Apache Lucene & Solr 3.5.0

by Chris MaleDecember 14, 2011

Just a little over two weeks ago Apache Lucene and Solr 3.5.0 were released.  The released artifacts can be found here and here respectively.  As part of the Lucene project’s effort to do regular releases, 3.5.0 is another solid release providing a handful of new features and bugs.  The following is a review of the release, focusing on some changes which I in particular found of interest.

Apache Lucene 3.5.0

Lucene 3.5.0 has a number of very important fixes and changes to both its core index management and userland APIs:

  • LUCENE-2205: Internally Lucene manages a dictionary of terms in its index which is heavily optimized for quick access. However the dictionary can consume a lot of memory, especially when the index holds millions/billions of unique terms. LUCENE-2205 considerably reduces (3-5x) this memory consumption through a rewrite of the datastructures and classes used to maintain and interact with the dictionary.
  • LUCENE-2215: Strangely enough, despite being one common usercases, Lucene has never provided an easy and efficient use for the deep paging API. Instead users have had to use the existing TopDocs driven API which is very inefficient when used with large offsets, or have had to roll their own Collector. LUCENE-2215 addresses this limitation by adding searchAfter methods to IndexSearcher which will efficiently find results that come ‘after’ a provided document in result sets.
  • LUCENE-3454: As discussed here, Lucene’s optimize index management operation has been renamed to forceMerge to clarify the common misunderstanding that the operation is vital. Some users had considered it so vital that they optimized after each document was added. Since 3.5.0 is a minor release, IndexWriter.optimize() has only been deprecated however it has been removed from Lucene’s trunk therefore it is recommended that users move over to forceMerge where appropriate.
  • LUCENE-3445, LUCENE-3486: As part of the effort to provide userland classes with easy to use APIs for managing and interacting Lucene indexes, LUCENE-3445 adds a SearchManager which handles the boilerplate code so often written to manager IndexSearchers across threads and reopens of underlying IndexReaders. LUCENE-3486 goes one step further by adding a SearcherLifetimeManager which provides an easy-to-use API for ensuring that users uses the same IndexSearcher as they ‘drill-down’ or page through results. Interacting with a new IndexSearcher during paging can mean the order of results will change resulting in a confusing user experience.
  • LUCENE-3426: When using NGrams (for the term “ABCD”, the NGrams could be “AB, “BC”, “CD”) and PhraseQuerys, the Queries can be optimized by removing any redundant terms (the PhraseQuery “AB BC CD” can be reduced to “AB CD”). LUCENE-3426 provides a new NGramPhraseQuery which does such optimizations, where possible, on Query rewrite. The benefits, a 30-50% performance improvement in some cases, especially beneficial for CJK users, where NGrams are prevalent.
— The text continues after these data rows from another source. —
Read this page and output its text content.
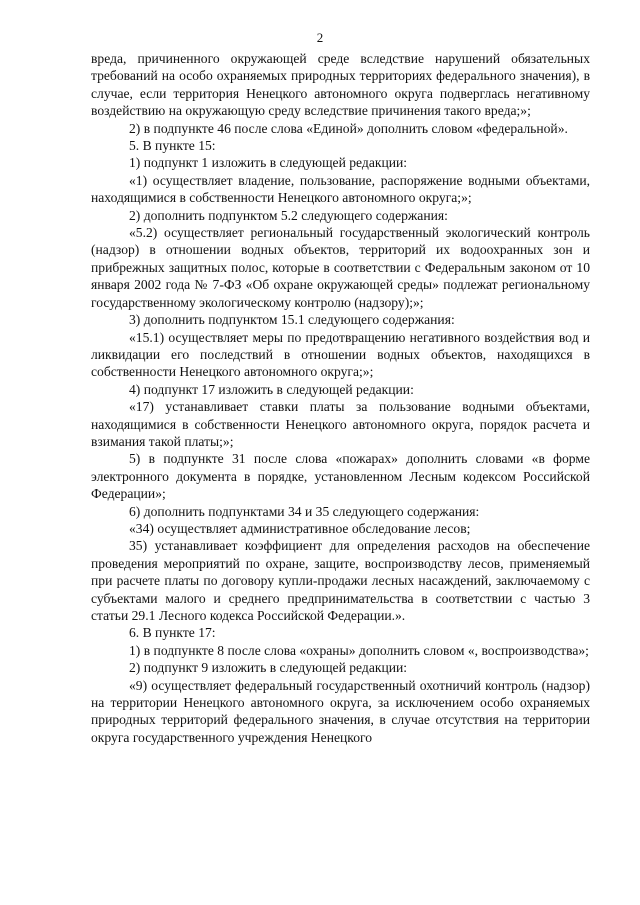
2

вреда, причиненного окружающей среде вследствие нарушений обязательных требований на особо охраняемых природных территориях федерального значения), в случае, если территория Ненецкого автономного округа подверглась негативному воздействию на окружающую среду вследствие причинения такого вреда;»;

2) в подпункте 46 после слова «Единой» дополнить словом «федеральной».

5. В пункте 15:

1) подпункт 1 изложить в следующей редакции:

«1) осуществляет владение, пользование, распоряжение водными объектами, находящимися в собственности Ненецкого автономного округа;»;

2) дополнить подпунктом 5.2 следующего содержания:

«5.2) осуществляет региональный государственный экологический контроль (надзор) в отношении водных объектов, территорий их водоохранных зон и прибрежных защитных полос, которые в соответствии с Федеральным законом от 10 января 2002 года № 7-ФЗ «Об охране окружающей среды» подлежат региональному государственному экологическому контролю (надзору);»;

3) дополнить подпунктом 15.1 следующего содержания:

«15.1) осуществляет меры по предотвращению негативного воздействия вод и ликвидации его последствий в отношении водных объектов, находящихся в собственности Ненецкого автономного округа;»;

4) подпункт 17 изложить в следующей редакции:

«17) устанавливает ставки платы за пользование водными объектами, находящимися в собственности Ненецкого автономного округа, порядок расчета и взимания такой платы;»;

5) в подпункте 31 после слова «пожарах» дополнить словами «в форме электронного документа в порядке, установленном Лесным кодексом Российской Федерации»;

6) дополнить подпунктами 34 и 35 следующего содержания:

«34) осуществляет административное обследование лесов;

35) устанавливает коэффициент для определения расходов на обеспечение проведения мероприятий по охране, защите, воспроизводству лесов, применяемый при расчете платы по договору купли-продажи лесных насаждений, заключаемому с субъектами малого и среднего предпринимательства в соответствии с частью 3 статьи 29.1 Лесного кодекса Российской Федерации.».

6. В пункте 17:

1) в подпункте 8 после слова «охраны» дополнить словом «, воспроизводства»;

2) подпункт 9 изложить в следующей редакции:

«9) осуществляет федеральный государственный охотничий контроль (надзор) на территории Ненецкого автономного округа, за исключением особо охраняемых природных территорий федерального значения, в случае отсутствия на территории округа государственного учреждения Ненецкого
Lucene 3.5.0 of course contains many smaller changes and bug fixes.  See here for full information about the release.

Apache Solr 3.5.0

Benefiting considerably from Lucene 3.5.0, Solr 3.5.0 also contains a handful of useful changes:

  • SOLR-2066: Continuing to be one of Solr’s most sought after features, the power and flexibility of result grouping continues with SOLR-2066 which adds distributed grouping support. Although coming at a cost of 3 round trips to each shard, SOLR-2066 all but closes the book on what was once considered an extremely difficult feature to add to Solr and sets Solr apart from search system alternatives.
  • SOLR-1979: When creating a multi-lingual search system, it is often useful to be able to identify the language of a document as it comes into the system. SOLR-1979 adds out-of-box support for this to Solr by adding a langid Solr module containing a LanguageIdentifierUpdateProcessor which leverages Apache Tika’s language detection abilities. In addition to being able to identify which language a document is, the UpdateProcessor can map data into language specific fields, a common way of supporting documents of different languages in a multi-lingual search system.
  • SOLR-2881: Is all about sorting Documents with missing values in a field (known as sortMissingLast) improved in Lucene’s trunk and 3x branch, support for using sortMissingLast with Solr’s Trie fields has been added. Consequently it is now possible to control whether those Documents with no value in a Trie field appear first or last when sorted.
  • SOLR-2769: Solr users are now able to use Hunspell for Lucene through the HunspellStemFilterFactory. The factory allows the affix and multiple dictionary files to be specified, allowing Solr users to use some of the over 100 Hunspell dictionaries used in projects like OpenOffice and Mozilla Firefox in their analysis chain. Very useful for users having to support rarely used languages.

Solr 3.5.0 also contains many smaller fixes and changes.  See the CHANGES.txt for full information about the release.

Lucene & Solr 3.6.0?

With changes still being made to the 3x branch of both Lucene and Solr, and the release of Lucene and Solr 4 it is very likely that 3.6.0 will be released in a couple of months time.